The recent US Food and Drug Administration and European Commission approval of HIV specialist ViiV Healthcare’s Triumeq (dolutegravir/abacavir/lamivudine) will mean an end for Gilead Bioscience’s (Nasdaq: GILD)monopoly on the market, according to consultancy firm GlobalData.
The once-daily single-tablet anti-HIV regimen is the first drug of its kind to demonstrate a superior clinical profile to US biotech major Gilead Sciences’ (Nasdaq: GILD) Atripla (efavirenz, emtricitabine and tenofovir disoproxil fumarate).
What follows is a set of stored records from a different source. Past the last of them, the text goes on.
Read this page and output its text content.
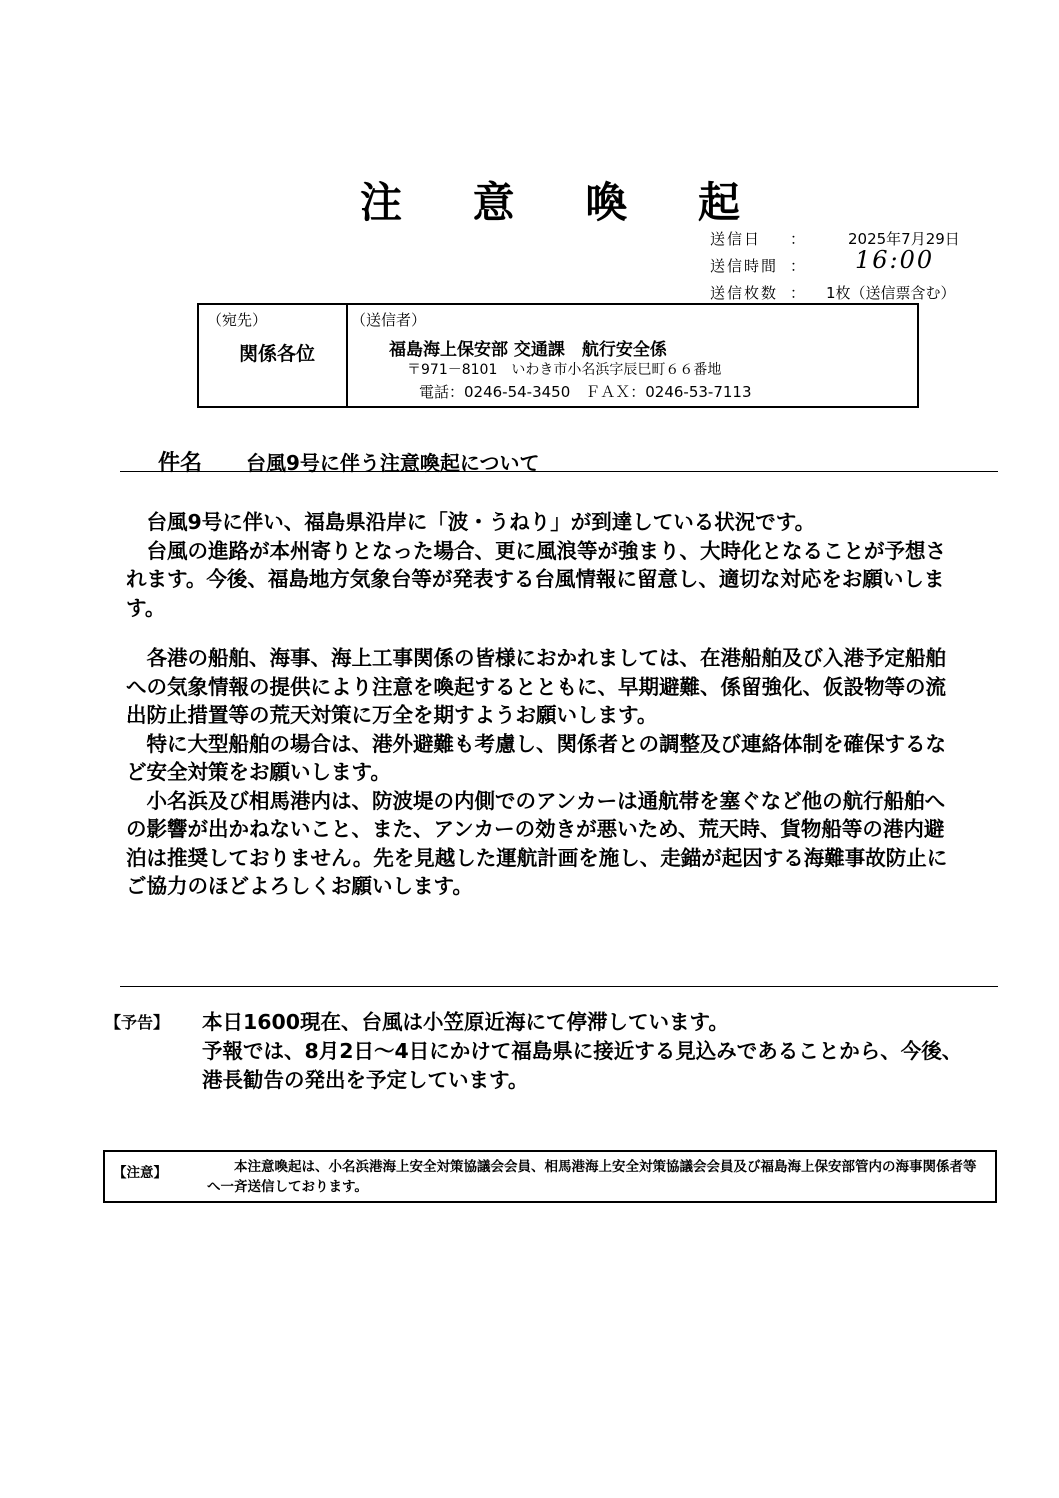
注 意 喚 起
送信日 ：	2025年7月29日
送信時間 ：	16:00
送信枚数 ： 1枚（送信票含む）
（宛先）
関係各位
（送信者）
福島海上保安部 交通課　航行安全係
〒971－8101　いわき市小名浜字辰巳町６６番地
電話：0246-54-3450　ＦＡＸ：0246-53-7113
件名 台風9号に伴う注意喚起について

台風9号に伴い、福島県沿岸に「波・うねり」が到達している状況です。

台風の進路が本州寄りとなった場合、更に風浪等が強まり、大時化となることが予想されます。今後、福島地方気象台等が発表する台風情報に留意し、適切な対応をお願いします。

各港の船舶、海事、海上工事関係の皆様におかれましては、在港船舶及び入港予定船舶への気象情報の提供により注意を喚起するとともに、早期避難、係留強化、仮設物等の流出防止措置等の荒天対策に万全を期すようお願いします。

特に大型船舶の場合は、港外避難も考慮し、関係者との調整及び連絡体制を確保するなど安全対策をお願いします。

小名浜及び相馬港内は、防波堤の内側でのアンカーは通航帯を塞ぐなど他の航行船舶への影響が出かねないこと、また、アンカーの効きが悪いため、荒天時、貨物船等の港内避泊は推奨しておりません。先を見越した運航計画を施し、走錨が起因する海難事故防止にご協力のほどよろしくお願いします。

【予告】 本日1600現在、台風は小笠原近海にて停滞しています。
予報では、8月2日～4日にかけて福島県に接近する見込みであることから、今後、港長勧告の発出を予定しています。
【注意】	本注意喚起は、小名浜港海上安全対策協議会会員、相馬港海上安全対策協議会会員及び福島海上保安部管内の海事関係者等へ一斉送信しております。
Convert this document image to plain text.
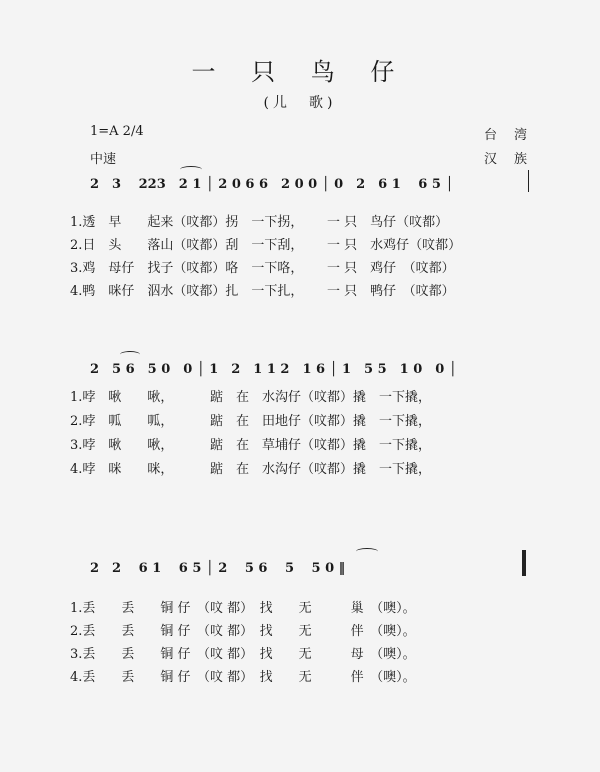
一 只 鸟 仔
(儿　歌)
1=A 2/4
中速
台　湾
汉　族
2　3　 223　2 1 │ 2 0 6 6　2 0 0 │ 0　2　6 1　 6 5 │
1.透　早　　起来（呅都）拐　一下拐，　　 一 只　鸟仔（呅都）
2.日　头　　落山（呅都）刮　一下刮，　　 一 只　水鸡仔（呅都）
3.鸡　母仔　找子（呅都）咯　一下咯，　　 一 只　鸡仔　（呅都）
4.鸭　咪仔　泅水（呅都）扎　一下扎，　　 一 只　鸭仔　（呅都）
2　5 6　5 0　0 │ 1　2　1 1 2　1 6 │ 1　5 5　1 0　0 │
1.哱　啾　　啾，　　　 踮　在　水沟仔（呅都）撬　一下撬，
2.哱　呱　　呱，　　　 踮　在　田地仔（呅都）撬　一下撬，
3.哱　啾　　啾，　　　 踮　在　草埔仔（呅都）撬　一下撬，
4.哱　咪　　咪，　　　 踮　在　水沟仔（呅都）撬　一下撬，
2　2　 6 1　 6 5 │ 2　 5 6　 5　 5 0 ‖
1.丢　　丢　　铜 仔　（呅 都）　找　　无　　　巢　（噢）。
2.丢　　丢　　铜 仔　（呅 都）　找　　无　　　伴　（噢）。
3.丢　　丢　　铜 仔　（呅 都）　找　　无　　　母　（噢）。
4.丢　　丢　　铜 仔　（呅 都）　找　　无　　　伴　（噢）。
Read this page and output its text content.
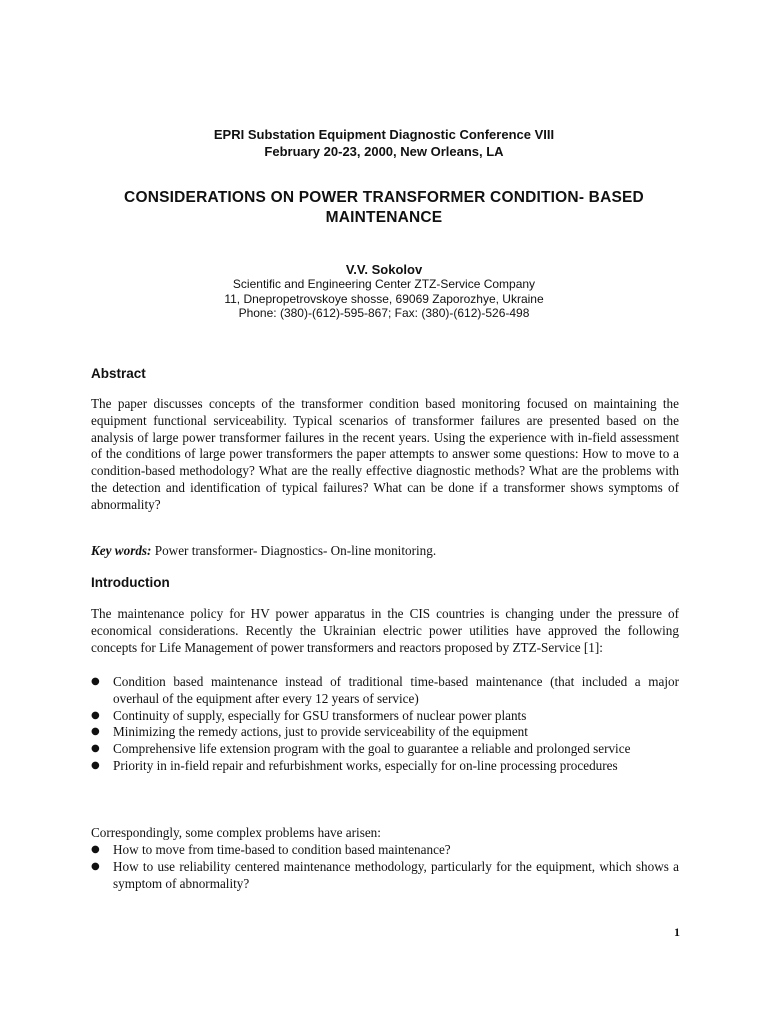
EPRI Substation Equipment Diagnostic Conference VIII
February 20-23, 2000, New Orleans, LA
CONSIDERATIONS ON POWER TRANSFORMER CONDITION- BASED MAINTENANCE
V.V. Sokolov
Scientific and Engineering Center ZTZ-Service Company
11, Dnepropetrovskoye shosse, 69069 Zaporozhye, Ukraine
Phone: (380)-(612)-595-867; Fax: (380)-(612)-526-498
Abstract
The paper discusses concepts of the transformer condition based monitoring focused on maintaining the equipment functional serviceability. Typical scenarios of transformer failures are presented based on the analysis of large power transformer failures in the recent years. Using the experience with in-field assessment of the conditions of large power transformers the paper attempts to answer some questions: How to move to a condition-based methodology? What are the really effective diagnostic methods? What are the problems with the detection and identification of typical failures? What can be done if a transformer shows symptoms of abnormality?
Key words: Power transformer- Diagnostics- On-line monitoring.
Introduction
The maintenance policy for HV power apparatus in the CIS countries is changing under the pressure of economical considerations. Recently the Ukrainian electric power utilities have approved the following concepts for Life Management of power transformers and reactors proposed by ZTZ-Service [1]:
● Condition based maintenance instead of traditional time-based maintenance (that included a major overhaul of the equipment after every 12 years of service)
● Continuity of supply, especially for GSU transformers of nuclear power plants
● Minimizing the remedy actions, just to provide serviceability of the equipment
● Comprehensive life extension program with the goal to guarantee a reliable and prolonged service
● Priority in in-field repair and refurbishment works, especially for on-line processing procedures
Correspondingly, some complex problems have arisen:
● How to move from time-based to condition based maintenance?
● How to use reliability centered maintenance methodology, particularly for the equipment, which shows a symptom of abnormality?
1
This is largely due to Triumeq’s improved tolerability. ViiV Healthcare is an HIV/AIDS joint venture majority owned by GlaxoSmithKline 9LSE: GSK).
Moritz Hermann, GlobalData analyst covering infectious diseases, said: “Besides having superior antiretroviral efficacy in treatment-naïve adults compared with Atripla, Triumeq will also benefit from being the first once-daily, single-tablet anti-HIV regimen that does not contain tenofovir disoproxil fumarate (TDF). TDF, which is contained in all of Gilead’s single-tablet regimens, can induce significant bone toxicity and is not suitable for use in patients with impaired kidney function. Therefore, Triumeq could expand into these patient populations with high unmet needs.”